For some, it should be the conservative justices who would endorse an assault on homeownership to make big business happy. But it wasn't. The court's three most conservative justices--William Rehnquist, Antonin Scalia and Clarence Thomas--joined O'Connor in the dissent. The court's most liberal justices were solidly on the side of this expansion of government's eminent domain powers at the expense of homeowners.
To understand how court liberals made this remarkable jump over the political fence, it helps to understand the mindset of the American Planning Society, based in Chicago.
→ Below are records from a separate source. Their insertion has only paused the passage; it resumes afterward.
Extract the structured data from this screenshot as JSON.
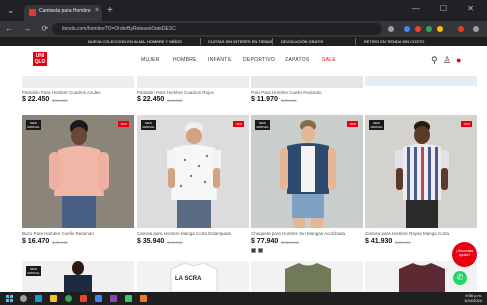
{
  "browser": {
    "tab_title": "Camiseta para Hombre Con gen...",
    "tab_close": "×",
    "new_tab": "+",
    "back": "⌄",
    "window_controls": "—  ☐  ✕",
    "nav_buttons": "← → ⟳ ⌂",
    "url": "tienda.com/hombre?O=OrderByReleaseDateDESC",
    "accent": "#e53935"
  },
  "promo_bar": {
    "items": [
      "NUEVA COLECCIÓN EN ALMA, HOMBRE Y NIÑOS",
      "CUOTAS SIN INTERÉS EN TIENDA",
      "DEVOLUCIÓN GRATIS",
      "RETIRO EN TIENDA SIN COSTO"
    ]
  },
  "header": {
    "logo": "UNI QLO",
    "nav": [
      "MUJER",
      "HOMBRE",
      "INFANTIL",
      "DEPORTIVO",
      "ZAPATOS",
      "SALE"
    ],
    "icons": [
      "search-icon",
      "user-icon",
      "bag-icon"
    ],
    "brand_color": "#e60012"
  },
  "products_top": [
    {
      "name": "Pantalón Para Hombre Cuadros Azules",
      "price": "$ 22.450",
      "old": "$ 44.900"
    },
    {
      "name": "Pantalón Para Hombre Cuadros Rojos",
      "price": "$ 22.450",
      "old": "$ 44.900"
    },
    {
      "name": "Polo Para Hombre Cuello Redondo",
      "price": "$ 11.970",
      "old": "$ 23.940"
    },
    {
      "name": "",
      "price": "",
      "old": ""
    }
  ],
  "products_main": [
    {
      "name": "Buzo Para Hombre Cuello Redondo",
      "price": "$ 16.470",
      "old": "$ 32.940",
      "badge_new": "NEW ARRIVAL",
      "badge_sale": "-50%"
    },
    {
      "name": "Camisa para Hombre Manga Corta Estampada",
      "price": "$ 35.940",
      "old": "$ 59.900",
      "badge_new": "NEW ARRIVAL",
      "badge_sale": "-40%"
    },
    {
      "name": "Chaqueta para Hombre Sin Mangas Acolchada",
      "price": "$ 77.940",
      "old": "$ 129.900",
      "badge_new": "NEW ARRIVAL",
      "badge_sale": "-40%"
    },
    {
      "name": "Camisa para Hombre Rayas Manga Corta",
      "price": "$ 41.930",
      "old": "$ 59.900",
      "badge_new": "NEW ARRIVAL",
      "badge_sale": "-30%"
    }
  ],
  "products_bottom": [
    {
      "badge_new": "NEW ARRIVAL"
    },
    {
      "print": "LA SCRA"
    },
    {},
    {}
  ],
  "chat": {
    "label": "¿Necesitas ayuda?"
  },
  "whatsapp_icon": "✆",
  "taskbar": {
    "time": "9:56 p.m.",
    "date": "10/4/2024"
  }
}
The group, which argued before the court in support of this outcome, embodies the view that government, not the marketplace, should decide where growth occurs--in central cities and inner suburbs. Ah yes, nothing like central planning to ensure a thriving economy, isn't that right, comrade? | Toward that end, the 37,000-member group of urban planners and other like-minded individuals believes in the wisdom of condemning property and handing it over to economic interests that could better use it for the "public good"--the public good being whatever local government decides, as the group spelled out in a friend-of-the-court brief filed with the high court.
It is 1950s urban renewal all over again, but worse.
Back then, entire neighborhoods were wiped out so they could be replaced by public uses such as highways, parks and civic centers. One example: Chicago condemned miles of "slums" to build its infamous string of public housing high-rises along the Dan Ryan Expressway. Whatever the value of the public housing (much of it now has been torn down), the point is that the condemnation was for a public use--public housing for the impoverished. Liberals came to abhor "urban removal" and other wholesale leveling of neighborhoods. Instead, they reveled in the overarching value of small, cohesive, diverse, vital but poor neighborhoods. The view probably was best enunciated in Jane Jacobs' revered book, "The Death and Life of Great American Cities." In this, they are right; the healthiest cities are made up of healthy, human-scale neighborhoods.
At the same time, liberals and urban planners hated the sprawling shopping centers, office parks and supposed absence of a sense of neighborhood that characterized the suburbs. Thus, the American Planning Society says it is "centrally concerned" with redirecting growth back to central cities and inner-ring suburbs. A "critically important" tool to carry out this goal is eminent domain, to allow so-called community development agencies or corporations to build job-rich and tax-producing business and commercial development. So, here's the irony: A liberal Supreme Court now makes possible the destruction of human-scale neighborhoods, with their ma-and-pa stores and affordable housing, in order to build despised, but revenue-generating, shopping malls and office parks--usually at the expense of poor people.
As O'Connor said in her strongly worded dissent: "Any property may now be taken for the benefit of another private party, but the fallout from this decision will not be random. The beneficiaries are likely to be those citizens with disproportionate influence and power in the political process, including large corporations and development firms. As for the victims, the government now has license to transfer property from those with fewer resources to those with more. The founders cannot have intended this perverse result."
How have we gotten to this point, where conservative judges are standing up for persons with fewer resources and liberal justices are backing the play of the powerful and influential? Perhaps the cynic would say it's because liberals salivate over any chance to enlarge government power, and because conservatives are willing to go to any lengths--even to backing the little guy--to advance property rights.
The more important question, though, is: Is it right? The court has denied homeowners a constitutional protection against assaults by out-of-control local government. In response, those wishing to protect the little guy will have to be more vigilant at the local level, and ultimately fight to replace those elected officials who don't respect the basic right of domicile.
Or, better yet, to replace the Supreme Court justices who endorsed this assault.